Virginia Medical Malpractice Alert (March 11, 2004): Hospital Could
Not Be Held Liable For Alleged Negligence of Independent Contractor
The use of physician and nurse independent contractors at hospitals and other institutional healthcare providers is a well-established practice, and becoming even more commonplace in this time of nursing shortages. But, hospitals and other providers sometimes face claims by medical malpractice plaintiffs arising out of the alleged negligence of the independent contractors. In Sanchez v. Medicorp Health System, At Law No. 03-221 (Circuit Court of the City of Fredericksburg March 11, 2004), Judge William H. Ledbetter, Jr. held that a hospital could not be held vicariously liable for the alleged malpractice of an independent contractor-physician.
In Sanchez, Mr. Leasly Sanchez, a truck driver, was injured on October 16, 2001 while traveling through the Fredericksburg area. Mr. Sanchez was treated at the emergency room of Mary Washington Hospital by Dr. Christopher Huesgen, an employee of Fredericksburg Emergency Medical Associates ("FEMA"). Mr. Sanchez alleged that he was injured as a result of negligent treatment by Dr. Huesgen, and sued Dr. Huesgen, FEMA, and Medicorp, the corporate entity that operates Mary Washington Hospital. Medicorp demurred to Mr. Sanchez’s allegation that Dr. Huesgen and other unnamed medical personnel were "apparent agents, ostensible agents, and/or agents by estoppel of Medicorp."
Judge Ledbetter began his analysis by recognizing that a principal can be held liable for the alleged negligence of that principal’s employee through the doctrine of respondeat superior. Under Virginia law, however, a principal cannot be held liable for the alleged negligence of an independent contractor. Judge Ledbetter held that whether an independent contract is an "apparent or ostensible agent" of the independent contractor’s principal does not alter the rule foreclosing liability of a principal for the alleged negligence of an independent contractor. Thus, in Sanchez, even if Mr. Sanchez could in good faith allege that Medicorp "held out" Dr. Huesgen as its agent, such an allegation would not be sufficient to hold Medicorp liable for the alleged negligence of Dr. Huesgen.
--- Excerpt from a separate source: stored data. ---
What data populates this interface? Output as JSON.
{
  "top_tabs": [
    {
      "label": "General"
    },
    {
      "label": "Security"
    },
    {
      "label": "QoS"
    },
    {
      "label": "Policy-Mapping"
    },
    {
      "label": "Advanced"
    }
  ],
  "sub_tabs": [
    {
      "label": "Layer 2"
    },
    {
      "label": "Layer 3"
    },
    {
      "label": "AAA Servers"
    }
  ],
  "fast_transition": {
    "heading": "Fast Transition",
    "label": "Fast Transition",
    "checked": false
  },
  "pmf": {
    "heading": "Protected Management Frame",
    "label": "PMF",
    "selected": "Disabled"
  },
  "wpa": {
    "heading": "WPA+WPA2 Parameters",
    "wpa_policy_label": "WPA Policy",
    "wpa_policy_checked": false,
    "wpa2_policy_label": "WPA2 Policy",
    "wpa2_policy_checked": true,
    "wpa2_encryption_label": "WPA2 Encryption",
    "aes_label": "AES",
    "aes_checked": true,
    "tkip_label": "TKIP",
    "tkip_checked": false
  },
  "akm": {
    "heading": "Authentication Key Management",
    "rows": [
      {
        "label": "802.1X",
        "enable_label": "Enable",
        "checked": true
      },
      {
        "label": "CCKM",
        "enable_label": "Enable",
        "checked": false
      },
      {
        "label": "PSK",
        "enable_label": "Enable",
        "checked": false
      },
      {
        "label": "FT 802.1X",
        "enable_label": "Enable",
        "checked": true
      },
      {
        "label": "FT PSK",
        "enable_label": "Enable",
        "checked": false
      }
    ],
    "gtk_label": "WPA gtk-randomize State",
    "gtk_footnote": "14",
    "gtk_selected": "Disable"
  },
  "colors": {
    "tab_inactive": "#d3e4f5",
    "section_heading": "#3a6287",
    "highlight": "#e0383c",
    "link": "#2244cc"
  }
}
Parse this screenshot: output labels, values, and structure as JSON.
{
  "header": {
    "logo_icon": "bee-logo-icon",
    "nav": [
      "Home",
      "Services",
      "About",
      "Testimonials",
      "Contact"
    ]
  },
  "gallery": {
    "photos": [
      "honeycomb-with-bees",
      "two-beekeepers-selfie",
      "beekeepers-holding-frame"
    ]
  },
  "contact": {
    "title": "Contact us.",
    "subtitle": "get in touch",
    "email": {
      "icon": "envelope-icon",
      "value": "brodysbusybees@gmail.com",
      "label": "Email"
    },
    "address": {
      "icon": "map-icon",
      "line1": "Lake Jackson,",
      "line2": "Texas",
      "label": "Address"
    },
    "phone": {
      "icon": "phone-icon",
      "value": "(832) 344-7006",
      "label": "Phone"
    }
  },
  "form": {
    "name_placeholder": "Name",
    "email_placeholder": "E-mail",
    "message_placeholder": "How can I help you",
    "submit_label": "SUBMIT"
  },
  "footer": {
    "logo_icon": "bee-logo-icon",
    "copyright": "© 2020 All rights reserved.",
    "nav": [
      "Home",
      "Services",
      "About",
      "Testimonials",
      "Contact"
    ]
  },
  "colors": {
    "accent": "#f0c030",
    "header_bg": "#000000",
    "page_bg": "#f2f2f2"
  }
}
Judge Ledbetter’s opinion appears to be in conflict with a 1984 decision of a federal district court in Virginia. See Walker v. Winchester Memorial Hospital, 585 F. Supp. 1328, 1330-32 (W.D. Va. 1984) (Michael, J.) (holding that a patient could hold a hospital liable for the alleged negligence of an independent contractor – an emergency room physician – under the doctrine of apparent authority).
Finally, although Virginia courts have recognized the "non-delegable duty" exception to the rule that a principal cannot be held liable for the alleged negligence of an independent contractor, Judge Ledbetter concluded that the "non-delegable duty" was not applicable. [Courts in other states have taken a different view. See, e.g., Simmons v. Tuomey Regional Medical Center, 330 S.C. 115, 119-23, 498 S.E.2d 408, 410-12 (S.C. Ct. App. 1998) (holding that a hospital could be held liable for the alleged negligence of emergency room personnel who were independent contractors because a hospital has a non-delegable duty to provide competent treatment to emergency room patients).]